The book analyzes the current levels of military expenditure, what do they respond to and what do they entail for global security. Throughout it various researchers provide a broad and detailed analysis of military expenditure as a key factor of global instability, analyzing its trends and the consequences of its constant increase.
Authors argue that the increasing military spending is not a good response to emergencies that militarization itself has helped create and claim that it is in fact both a cause of and a response to serious challenges facing our society. The book also explains why people are not well-served by States continuously trying to compete with one another in terms of military strength, examines the scope of military expenditure around the world, and explains how militarism is linked to conflict and security threats and how military spending prevents us from adequately dealing with global environmental challenges.

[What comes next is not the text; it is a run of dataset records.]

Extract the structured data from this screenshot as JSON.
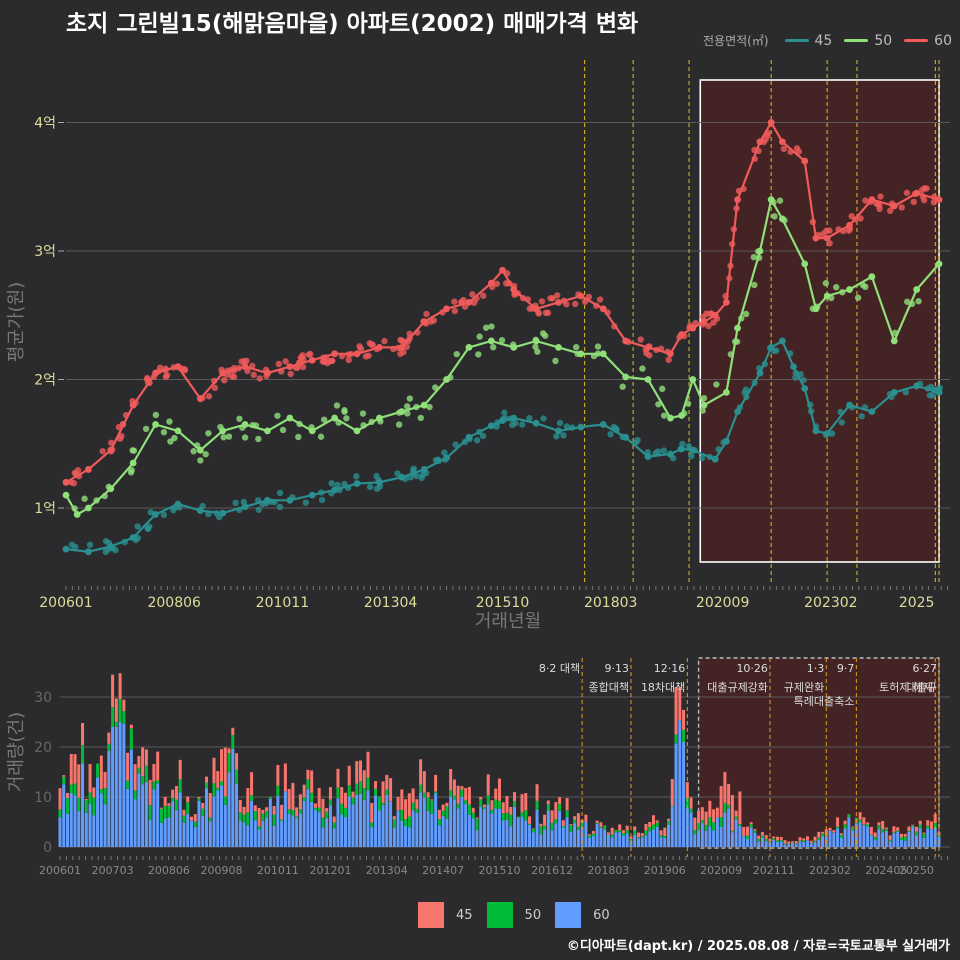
{
  "title": "초지 그린빌15(해맑음마을) 아파트(2002) 매매가격 변화",
  "footer": "©디아파트(dapt.kr) / 2025.08.08 / 자료=국토교통부 실거래가",
  "colors": {
    "s45": "#2a8f8f",
    "s50": "#90e07a",
    "s60": "#f05a5a",
    "bar45": "#f8766d",
    "bar50": "#00ba38",
    "bar60": "#619cff",
    "policy": "#e0c020"
  },
  "chart_data": [
    {
      "type": "line",
      "title": "초지 그린빌15(해맑음마을) 아파트(2002) 매매가격 변화",
      "xlabel": "거래년월",
      "ylabel": "평균가(원)",
      "x_ticks": [
        "200601",
        "200806",
        "201011",
        "201304",
        "201510",
        "201803",
        "202009",
        "202302",
        "2025"
      ],
      "y_ticks": [
        "1억",
        "2억",
        "3억",
        "4억"
      ],
      "ylim": [
        0.6,
        4.4
      ],
      "legend_title": "전용면적(㎡)",
      "legend_position": "top-right",
      "highlight_range": [
        "202003",
        "202507"
      ],
      "policy_lines": [
        "201708",
        "201809",
        "201912",
        "202110",
        "202301",
        "202309",
        "202506",
        "202507"
      ],
      "series": [
        {
          "name": "45",
          "points": [
            [
              2006.0,
              0.68
            ],
            [
              2006.5,
              0.66
            ],
            [
              2007.0,
              0.7
            ],
            [
              2007.5,
              0.77
            ],
            [
              2008.0,
              0.95
            ],
            [
              2008.5,
              1.03
            ],
            [
              2009.0,
              0.98
            ],
            [
              2009.5,
              0.96
            ],
            [
              2010.0,
              1.01
            ],
            [
              2010.5,
              1.06
            ],
            [
              2011.0,
              1.06
            ],
            [
              2011.5,
              1.1
            ],
            [
              2012.0,
              1.14
            ],
            [
              2012.5,
              1.19
            ],
            [
              2013.0,
              1.2
            ],
            [
              2013.5,
              1.24
            ],
            [
              2014.0,
              1.3
            ],
            [
              2014.5,
              1.39
            ],
            [
              2015.0,
              1.55
            ],
            [
              2015.5,
              1.64
            ],
            [
              2015.75,
              1.68
            ],
            [
              2016.0,
              1.7
            ],
            [
              2016.5,
              1.66
            ],
            [
              2017.0,
              1.6
            ],
            [
              2017.5,
              1.63
            ],
            [
              2018.0,
              1.65
            ],
            [
              2018.5,
              1.55
            ],
            [
              2019.0,
              1.4
            ],
            [
              2019.5,
              1.42
            ],
            [
              2019.75,
              1.46
            ],
            [
              2020.0,
              1.45
            ],
            [
              2020.5,
              1.38
            ],
            [
              2020.75,
              1.52
            ],
            [
              2021.0,
              1.75
            ],
            [
              2021.5,
              2.05
            ],
            [
              2021.75,
              2.25
            ],
            [
              2022.0,
              2.3
            ],
            [
              2022.25,
              2.1
            ],
            [
              2022.5,
              1.93
            ],
            [
              2022.75,
              1.6
            ],
            [
              2023.0,
              1.58
            ],
            [
              2023.5,
              1.8
            ],
            [
              2024.0,
              1.75
            ],
            [
              2024.5,
              1.9
            ],
            [
              2025.0,
              1.95
            ],
            [
              2025.5,
              1.9
            ]
          ]
        },
        {
          "name": "50",
          "points": [
            [
              2006.0,
              1.1
            ],
            [
              2006.25,
              0.95
            ],
            [
              2006.5,
              1.0
            ],
            [
              2007.0,
              1.15
            ],
            [
              2007.5,
              1.35
            ],
            [
              2008.0,
              1.65
            ],
            [
              2008.5,
              1.6
            ],
            [
              2009.0,
              1.45
            ],
            [
              2009.5,
              1.6
            ],
            [
              2010.0,
              1.65
            ],
            [
              2010.5,
              1.6
            ],
            [
              2011.0,
              1.7
            ],
            [
              2011.5,
              1.6
            ],
            [
              2012.0,
              1.7
            ],
            [
              2012.5,
              1.6
            ],
            [
              2013.0,
              1.7
            ],
            [
              2013.5,
              1.75
            ],
            [
              2014.0,
              1.8
            ],
            [
              2014.5,
              2.0
            ],
            [
              2015.0,
              2.25
            ],
            [
              2015.5,
              2.3
            ],
            [
              2016.0,
              2.25
            ],
            [
              2016.5,
              2.3
            ],
            [
              2017.0,
              2.25
            ],
            [
              2017.5,
              2.2
            ],
            [
              2018.0,
              2.2
            ],
            [
              2018.5,
              2.02
            ],
            [
              2019.0,
              2.0
            ],
            [
              2019.5,
              1.7
            ],
            [
              2019.75,
              1.72
            ],
            [
              2020.0,
              2.0
            ],
            [
              2020.25,
              1.8
            ],
            [
              2020.75,
              1.9
            ],
            [
              2021.0,
              2.4
            ],
            [
              2021.5,
              3.0
            ],
            [
              2021.75,
              3.4
            ],
            [
              2022.0,
              3.25
            ],
            [
              2022.5,
              2.9
            ],
            [
              2022.75,
              2.55
            ],
            [
              2023.0,
              2.65
            ],
            [
              2023.5,
              2.7
            ],
            [
              2024.0,
              2.8
            ],
            [
              2024.5,
              2.3
            ],
            [
              2025.0,
              2.7
            ],
            [
              2025.5,
              2.9
            ]
          ]
        },
        {
          "name": "60",
          "points": [
            [
              2006.0,
              1.2
            ],
            [
              2006.5,
              1.3
            ],
            [
              2007.0,
              1.45
            ],
            [
              2007.5,
              1.8
            ],
            [
              2008.0,
              2.05
            ],
            [
              2008.5,
              2.1
            ],
            [
              2009.0,
              1.85
            ],
            [
              2009.5,
              2.05
            ],
            [
              2010.0,
              2.1
            ],
            [
              2010.5,
              2.05
            ],
            [
              2011.0,
              2.1
            ],
            [
              2011.5,
              2.15
            ],
            [
              2012.0,
              2.2
            ],
            [
              2012.5,
              2.2
            ],
            [
              2013.0,
              2.25
            ],
            [
              2013.5,
              2.25
            ],
            [
              2014.0,
              2.45
            ],
            [
              2014.5,
              2.55
            ],
            [
              2015.0,
              2.6
            ],
            [
              2015.5,
              2.75
            ],
            [
              2015.75,
              2.85
            ],
            [
              2016.0,
              2.7
            ],
            [
              2016.5,
              2.55
            ],
            [
              2017.0,
              2.6
            ],
            [
              2017.5,
              2.65
            ],
            [
              2018.0,
              2.55
            ],
            [
              2018.5,
              2.3
            ],
            [
              2019.0,
              2.25
            ],
            [
              2019.5,
              2.2
            ],
            [
              2019.75,
              2.35
            ],
            [
              2020.0,
              2.4
            ],
            [
              2020.25,
              2.45
            ],
            [
              2020.5,
              2.5
            ],
            [
              2020.75,
              2.6
            ],
            [
              2021.0,
              3.4
            ],
            [
              2021.5,
              3.85
            ],
            [
              2021.75,
              4.0
            ],
            [
              2022.0,
              3.85
            ],
            [
              2022.5,
              3.7
            ],
            [
              2022.75,
              3.1
            ],
            [
              2023.0,
              3.1
            ],
            [
              2023.5,
              3.2
            ],
            [
              2024.0,
              3.4
            ],
            [
              2024.5,
              3.35
            ],
            [
              2025.0,
              3.45
            ],
            [
              2025.5,
              3.4
            ]
          ]
        }
      ]
    },
    {
      "type": "bar",
      "stacked": true,
      "ylabel": "거래량(건)",
      "x_ticks": [
        "200601",
        "200703",
        "200806",
        "200908",
        "201011",
        "201201",
        "201304",
        "201407",
        "201510",
        "201612",
        "201803",
        "201906",
        "202009",
        "202111",
        "202302",
        "202405",
        "20250"
      ],
      "y_ticks": [
        "0",
        "10",
        "20",
        "30"
      ],
      "ylim": [
        0,
        38
      ],
      "annotations": [
        {
          "at": "201708",
          "line1": "8·2 대책",
          "line2": ""
        },
        {
          "at": "201809",
          "line1": "9·13",
          "line2": "종합대책"
        },
        {
          "at": "201912",
          "line1": "12·16",
          "line2": "18차대책"
        },
        {
          "at": "202110",
          "line1": "10·26",
          "line2": "대출규제강화"
        },
        {
          "at": "202301",
          "line1": "1·3",
          "line2": "규제완화"
        },
        {
          "at": "202309",
          "line1": "9·7",
          "line2": "특례대출축소"
        },
        {
          "at": "202506",
          "line1": "",
          "line2": "토허제 해제"
        },
        {
          "at": "202507",
          "line1": "6·27",
          "line2": "대출규"
        }
      ],
      "legend_position": "bottom",
      "series_names": [
        "45",
        "50",
        "60"
      ],
      "volume_profile_60": [
        [
          2006.0,
          8
        ],
        [
          2006.5,
          12
        ],
        [
          2007.0,
          10
        ],
        [
          2007.25,
          22
        ],
        [
          2007.5,
          16
        ],
        [
          2008.0,
          9
        ],
        [
          2008.5,
          8
        ],
        [
          2009.0,
          6
        ],
        [
          2009.5,
          10
        ],
        [
          2009.75,
          16
        ],
        [
          2010.0,
          8
        ],
        [
          2010.5,
          6
        ],
        [
          2011.0,
          9
        ],
        [
          2011.5,
          8
        ],
        [
          2012.0,
          7
        ],
        [
          2012.5,
          7
        ],
        [
          2013.0,
          8
        ],
        [
          2013.5,
          7
        ],
        [
          2014.0,
          8
        ],
        [
          2014.5,
          7
        ],
        [
          2015.0,
          7
        ],
        [
          2015.5,
          6
        ],
        [
          2016.0,
          7
        ],
        [
          2016.5,
          5
        ],
        [
          2017.0,
          5
        ],
        [
          2017.5,
          4
        ],
        [
          2018.0,
          3
        ],
        [
          2018.5,
          2
        ],
        [
          2019.0,
          3
        ],
        [
          2019.5,
          3
        ],
        [
          2019.75,
          20
        ],
        [
          2020.0,
          5
        ],
        [
          2020.5,
          5
        ],
        [
          2020.75,
          7
        ],
        [
          2021.0,
          4
        ],
        [
          2021.5,
          2
        ],
        [
          2022.0,
          1
        ],
        [
          2022.5,
          1
        ],
        [
          2023.0,
          2
        ],
        [
          2023.5,
          4
        ],
        [
          2024.0,
          3
        ],
        [
          2024.5,
          2
        ],
        [
          2025.0,
          3
        ],
        [
          2025.5,
          3
        ]
      ]
    }
  ]
}
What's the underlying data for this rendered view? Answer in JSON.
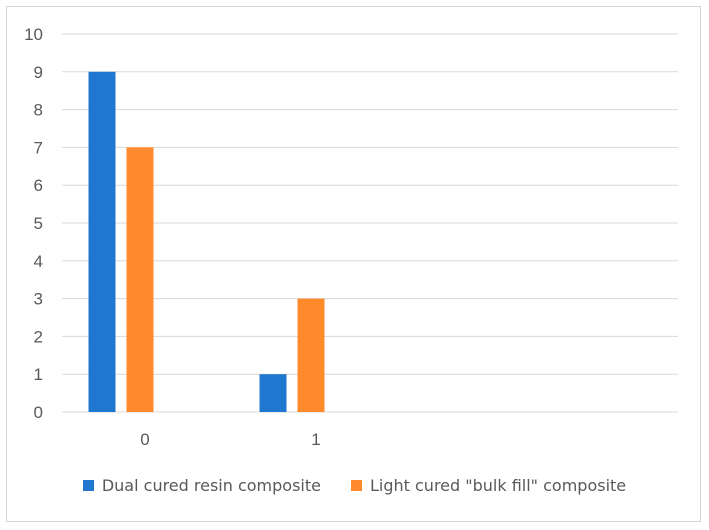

Aude-E. Fleurant and Yannick Quéau examine current tendencies in their chapter “Trends in global military expenditure: drivers of increases and causes of concerns”, Centre Delàs’ researcher Chloé Meulewaeter analyzes the relationship between “Military expenditure, arms transfer and armed conflict”, and Alejandro Pozo examines “Military spending, foreign military operations and counter-terrorism”. Joseph Gerson, in turn, writes about the United States in his chapter “Empire, US military spending and campaigning for a moral budget” and Laëtitia Sédou, Mark Akkerman and Bram Vranken talk about the EU in their chapter “Militarisation of the European Union: fresh money for the military industry”. Finally, Tarja Cronberg and Dave Webb analyze the “Costs of nuclear weapons”,Pere Brunet and Chloé Meulewaeter examine the relationship between “Military Spending and Climate Change”, and Colin Archer studies the “Peace Movement work on military spending”. This book is a must-read for scholars, researchers and students from a wide range of disciplines as well as for professionals in the third sector and activists working on issues related to peace, security, militarism and social and climate justice.